After a rigged electoral college prevented Livingstone being selected as the New Labour mayoral candidate, he stood as an independent, announcing that the election for mayor would be a referendum on the tube. Livingstone's victory was a clear message that the vast majority of Londoners were opposed to tube privatisation. But more than this, Livingstone was also seen as standing to the left of New Labour, proving that a left radical alternative could defeat Blair. Many workers hoped that Livingstone would provide a fighting alternative to New Labour's pro-big business agenda of privatisations and attacks on public services.

 

Unfortunately, as we warned in Socialism Today prior to his victory, the logic of Livingstone's rejection of socialism as an alternative to the market would result in his embracing of capitalism, both ideologically and in practice. Even as leader of the GLC in the 1980s, when he attempted to carry through progressive reforms to benefit workers such as cheap transport fares, Livingstone revealed the weakness of his left-wing populism. His failure to build a mass movement in defence of his achievements, relying instead on a slick advertising campaign involving glossy leaflets and celebrities, resulted in the eventual abolition of the GLC itself.
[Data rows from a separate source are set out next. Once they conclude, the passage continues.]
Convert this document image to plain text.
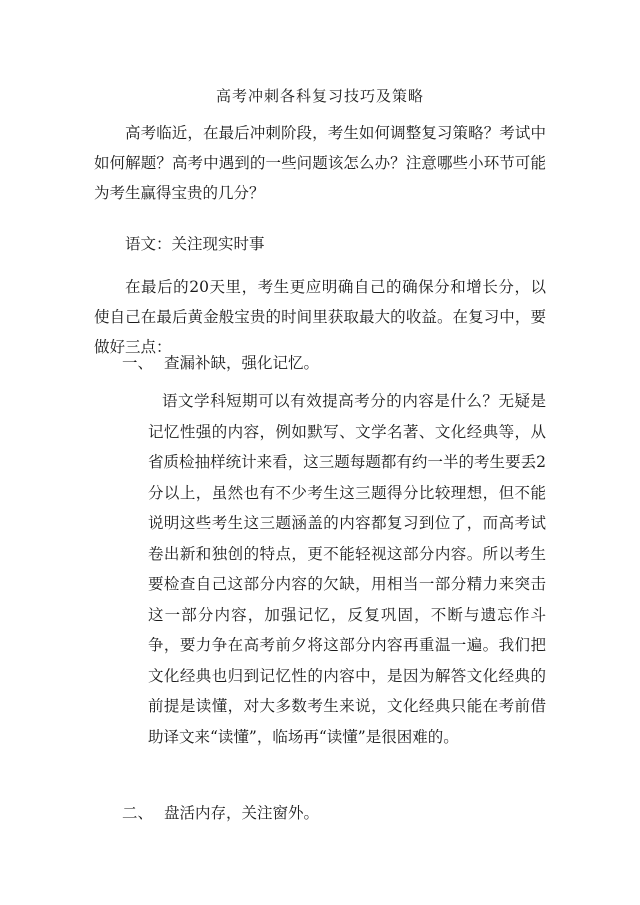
高考冲刺各科复习技巧及策略

高考临近，在最后冲刺阶段，考生如何调整复习策略？考试中如何解题？高考中遇到的一些问题该怎么办？注意哪些小环节可能为考生赢得宝贵的几分？

语文：关注现实时事

在最后的20天里，考生更应明确自己的确保分和增长分，以使自己在最后黄金般宝贵的时间里获取最大的收益。在复习中，要做好三点：

一、 查漏补缺，强化记忆。

语文学科短期可以有效提高考分的内容是什么？无疑是记忆性强的内容，例如默写、文学名著、文化经典等，从省质检抽样统计来看，这三题每题都有约一半的考生要丢2分以上，虽然也有不少考生这三题得分比较理想，但不能说明这些考生这三题涵盖的内容都复习到位了，而高考试卷出新和独创的特点，更不能轻视这部分内容。所以考生要检查自己这部分内容的欠缺，用相当一部分精力来突击这一部分内容，加强记忆，反复巩固，不断与遗忘作斗争，要力争在高考前夕将这部分内容再重温一遍。我们把文化经典也归到记忆性的内容中，是因为解答文化经典的前提是读懂，对大多数考生来说，文化经典只能在考前借助译文来“读懂”，临场再“读懂”是很困难的。

二、 盘活内存，关注窗外。
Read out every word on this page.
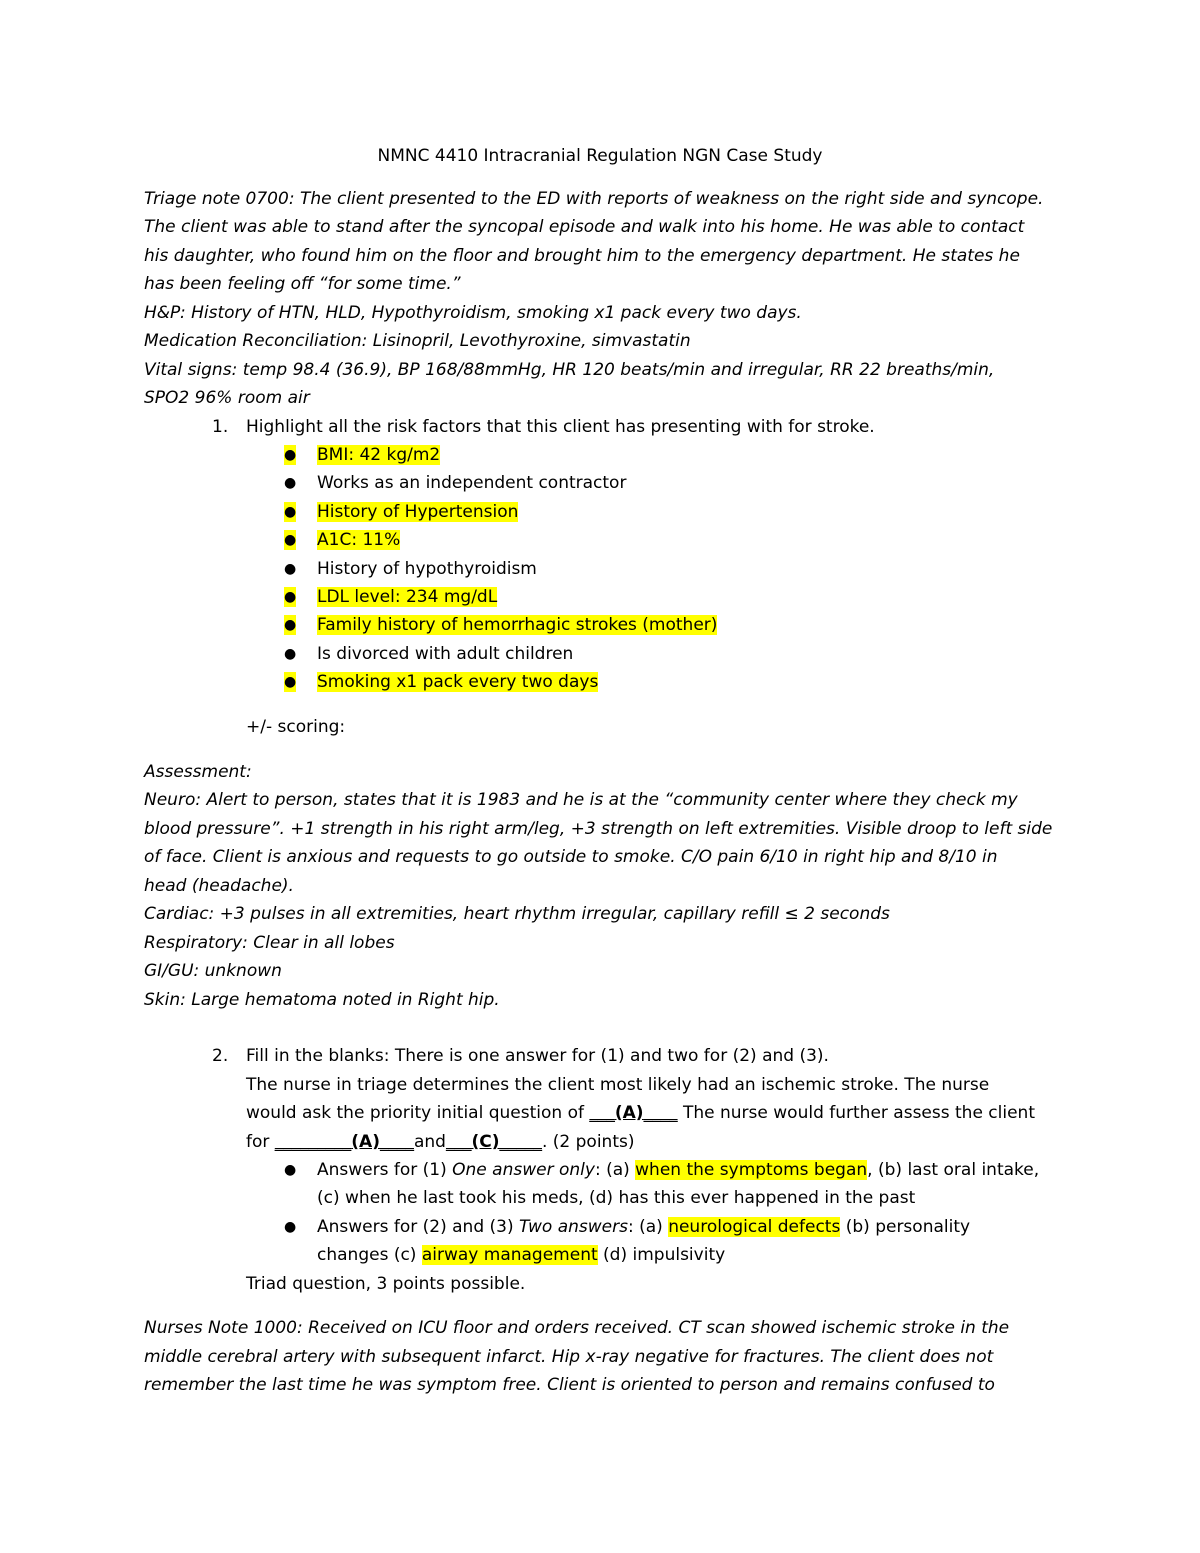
NMNC 4410 Intracranial Regulation NGN Case Study
Triage note 0700: The client presented to the ED with reports of weakness on the right side and syncope.
The client was able to stand after the syncopal episode and walk into his home. He was able to contact
his daughter, who found him on the floor and brought him to the emergency department. He states he
has been feeling off “for some time.”
H&P: History of HTN, HLD, Hypothyroidism, smoking x1 pack every two days.
Medication Reconciliation: Lisinopril, Levothyroxine, simvastatin
Vital signs: temp 98.4 (36.9), BP 168/88mmHg, HR 120 beats/min and irregular, RR 22 breaths/min,
SPO2 96% room air
1. Highlight all the risk factors that this client has presenting with for stroke.
● BMI: 42 kg/m2
● Works as an independent contractor
● History of Hypertension
● A1C: 11%
● History of hypothyroidism
● LDL level: 234 mg/dL
● Family history of hemorrhagic strokes (mother)
● Is divorced with adult children
● Smoking x1 pack every two days
+/- scoring:
Assessment:
Neuro: Alert to person, states that it is 1983 and he is at the “community center where they check my
blood pressure”. +1 strength in his right arm/leg, +3 strength on left extremities. Visible droop to left side
of face. Client is anxious and requests to go outside to smoke. C/O pain 6/10 in right hip and 8/10 in
head (headache).
Cardiac: +3 pulses in all extremities, heart rhythm irregular, capillary refill ≤ 2 seconds
Respiratory: Clear in all lobes
GI/GU: unknown
Skin: Large hematoma noted in Right hip.
2. Fill in the blanks: There is one answer for (1) and two for (2) and (3).
The nurse in triage determines the client most likely had an ischemic stroke. The nurse
would ask the priority initial question of ___(A)____ The nurse would further assess the client
for _________(A)____and___(C)_____. (2 points)
● Answers for (1) One answer only: (a) when the symptoms began, (b) last oral intake,
(c) when he last took his meds, (d) has this ever happened in the past
● Answers for (2) and (3) Two answers: (a) neurological defects (b) personality
changes (c) airway management (d) impulsivity
Triad question, 3 points possible.
Nurses Note 1000: Received on ICU floor and orders received. CT scan showed ischemic stroke in the
middle cerebral artery with subsequent infarct. Hip x-ray negative for fractures. The client does not
remember the last time he was symptom free. Client is oriented to person and remains confused to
Today, Livingstone, although still a populist, is no longer left wing. Even during his election campaign he sought to woo London's business elite, while still making radical speeches to workers and students. At a meeting of the London Confederation of British Industry in April last year he promised to be a 'London nationalist' rather than a socialist mayor. Having kept his promise he has received the endorsement of the majority of London's business community.

Socialism Today warned that it would not be possible for Livingstone to satisfy the demands of workers while looking after the interests of big business and already he has had a taste of the difficulty of juggling with conflicting pressures. Last year he initially sympathised with the proposed May Day anti-capitalist protest, comparing the international financial system to Hitler. Yet just before election day, in response to the daubing of monuments, he denounced protesters as 'mindless yobs', putting them in the same category as racist thugs and robbers and exonerated financiers in the City of London from any responsibility for the plight of the victims of international capital.

 

During negotiations over the future of the tube Livingstone sought to rely on the threat of legal action rather than a mass campaign. At the same time not only did Livingstone fail to put forward the alternative of fully funded public ownership under the democratic control and management of the workforce and commuters, but he also wavered in his support of tube workers striking in defence of safety and jobs.

In January Livingstone had promised to stand beside union members in their dispute with London Underground, yet to the consternation of union members just three days before the strike action on February 5 he claimed the situation was too delicate to be seen publicly endorsing the strike. He went further and claimed there was no justification for the strike when it appeared a deal had been struck between Kiley and the government, despite management's failure to give guarantees on jobs and safety.

Having taken coalition politics further than Blair, with Labour, Greens and Liberal Democrats in his pro-business administration, events over the next few years will severely test Livingstone's 'inclusive' approach. With a recession around the corner Livingstone will find himself at the centre of battles over public services and jobs. His 'fun' days as mayor will be numbered.